Why is Germany considering the building of up to 26 coal-fired power stations when they already have 17,000 wind turbines whirring away to the delight of the European green lobby? Why? Because German E.ON who are doing a roaring trade building windfarms in Scotland and Wales have admitted in their own reports that however many wind turbines they build or sell, without the right back-up they will not provide grid security and herald power cuts across Europe. E.ON UK must be aware of this shortcoming of their parent company's technology. Surely, it is only fair for them to warn their collaborators in Britain like Greenpeace, and FOE, to name but a few, before it is too late.

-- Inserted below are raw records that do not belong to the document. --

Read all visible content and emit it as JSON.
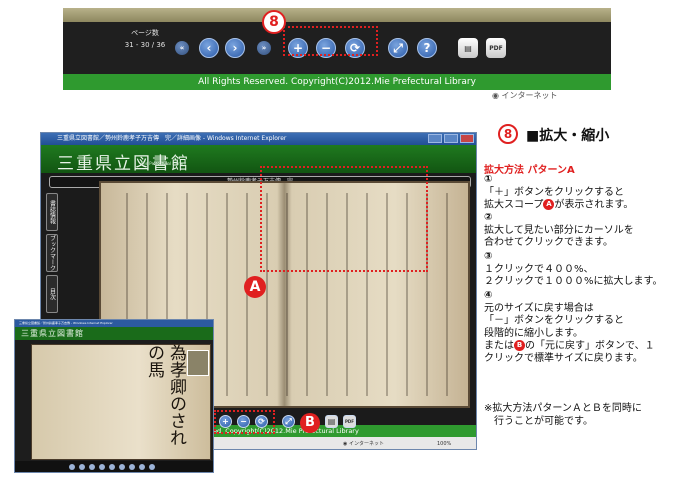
{
  "top_toolbar": {
    "page_label": "ページ数",
    "page_count": "31 - 30 / 36",
    "copyright": "All Rights Reserved. Copyright(C)2012.Mie Prefectural Library",
    "callout_number": "8",
    "status_text": "インターネット",
    "buttons": [
      {
        "name": "first-page",
        "glyph": "«"
      },
      {
        "name": "prev-page",
        "glyph": "‹"
      },
      {
        "name": "next-page",
        "glyph": "›"
      },
      {
        "name": "last-page",
        "glyph": "»"
      },
      {
        "name": "zoom-in",
        "glyph": "+"
      },
      {
        "name": "zoom-out",
        "glyph": "−"
      },
      {
        "name": "reset-size",
        "glyph": "⟳"
      },
      {
        "name": "fullscreen",
        "glyph": "⤢"
      },
      {
        "name": "help",
        "glyph": "?"
      },
      {
        "name": "print",
        "glyph": "▤"
      },
      {
        "name": "pdf",
        "glyph": "PDF"
      }
    ]
  },
  "main_window": {
    "title": "三重県立図書館／勢州鈴鹿孝子万吉傳　完／詳細画像 - Windows Internet Explorer",
    "library_name": "三重県立図書館",
    "library_sub": "Mie Prefectural Library",
    "book_title": "勢州鈴鹿孝子万吉傳　完",
    "side_tabs": [
      "書誌情報",
      "ブックマーク",
      "目次"
    ],
    "copyright": "All Rights Reserved. Copyright(C)2012.Mie Prefectural Library",
    "status_zone": "インターネット",
    "status_zoom": "100%",
    "label_A": "A",
    "label_B": "B"
  },
  "inset_window": {
    "title": "三重県立図書館／勢州鈴鹿孝子万吉傳 - Windows Internet Explorer",
    "library_name": "三重県立図書館",
    "text": "為孝卿のされの馬"
  },
  "explanation": {
    "number": "8",
    "title": "■拡大・縮小",
    "method_heading": "拡大方法 パターンA",
    "step1_num": "①",
    "step1_line1": "「＋」ボタンをクリックすると",
    "step1_line2_pre": "拡大スコープ",
    "step1_line2_badge": "A",
    "step1_line2_post": "が表示されます。",
    "step2_num": "②",
    "step2_line1": "拡大して見たい部分にカーソルを",
    "step2_line2": "合わせてクリックできます。",
    "step3_num": "③",
    "step3_line1": "１クリックで４００%、",
    "step3_line2": "２クリックで１０００%に拡大します。",
    "step4_num": "④",
    "step4_line1": "元のサイズに戻す場合は",
    "step4_line2": "「－」ボタンをクリックすると",
    "step4_line3": "段階的に縮小します。",
    "step4_line4_pre": "または",
    "step4_line4_badge": "B",
    "step4_line4_post": "の「元に戻す」ボタンで、１",
    "step4_line5": "クリックで標準サイズに戻ります。",
    "note_line1": "※拡大方法パターンＡとＢを同時に",
    "note_line2": "　行うことが可能です。"
  },
  "colors": {
    "accent_red": "#e02020",
    "library_green": "#2f9a2f",
    "button_blue": "#2a5aa8"
  }
}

But the fact is that most alternative power technologies aren't a true solution to the globe's energy problems. The best illustration of this is the long-time poster child of the alternative energy movement, wind power. Apart from hydropower, wind is the most economically viable, developed and feasible alternative energy source. But wind's contribution to the global electric grid is all too often overstated.............At first blush, these facts suggest that the nation's energy policy and wind power industry are a smashing success. But that brings us to the clever marketing trick used by many alternative energy firms; there's a major difference between the terms capacity and generation. Namely, just because a utility may own a plant with 1,000 megawatts of capacity doesn't mean that plant is operating at that capacity at all times. In fact, that's highly unlikely to be the case, particularly for wind power. That's because the speed of wind in an area at a particular point in time is unpredictable. Moreover, even relatively small variations in wind speed can mean large changes in power output from wind turbines. The rated capacity of a wind farm is far less important than how much those wind farms actually contribute to the grid in the form of generated electricity. If we look at Germany in that light, we get a far less impressive picture. Only 5 percent of Germany's electricity generation in 2006 came from wind. Bottom line: As impressive as offshore wind farms may be to behold, those strings of thousands of windmills located on the Baltic just aren't a particularly important source of power for Germany.